Saturday, June 2, 2012

Another season raises satisfaction questions

Questions and conversations of "what am I doing with myself?" and "is this industry still for me?" and "do I really want to sharing a holiday trailer with coworkers deep in the woods miles and miles from friends and loved ones?" and "are the novelty, majesty, passion waning?" have been festering this season. 

My current gig requires that I pack Big Blue with wool sweaters, thermals, crib board, a scantly used bar of soap and a coworker and I sharing a space that isn't much bigger than my uncle Frank's sailboat.  Fighting free growing blocks by day and a losing battle of furnace wars by night, personal satisfaction queries are intensifying.  

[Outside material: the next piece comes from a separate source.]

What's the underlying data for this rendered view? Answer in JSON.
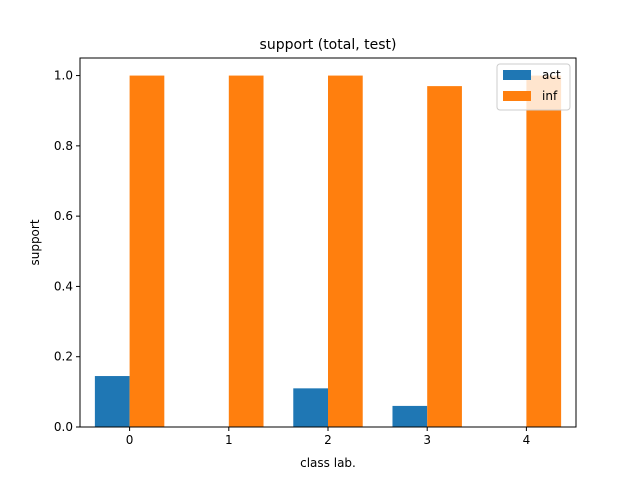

This is my fourth summer in Chetwynd, fifth in B.C. and sixth in the Peace.  A wanderer by (and of) nature, traveler by choice and up-to-now willing bush bunny, longer term factors are weighing in on potential future projections.  With only each other and, more often, our own echos for company, my fellow bush bunnies and rats are heaps of fun but I long for the warmth of lovely fella and riotous laugh of girlfriends.

Mercifully surrounded by friends, family and acquaintances who are equally unsorted, trading full-time jobs for a SCUBA tank and more interested in spending a beer together than texting, I'm comforted that feelings of searching, longing, AAHHhhhh are part of (eeekk!) being a grown up.

      
Anemone patens                                     Calypso bulbosa


It's May Long in the Peace.  Grab your toques and layer up with patience, determination and northern Git 'Er Dun.

Ribes triste?


It's been a while since I saw a wolf, but their sign is everywhere from tracks to scat to kills.

Coworker Colin and I saw another black bear and two of their grizzly cousins this shift by Tumbler Ridge.


 Typical offices 


The volume coming over Kineuso Falls, the Niagara of the North, is truly staggering at the moment.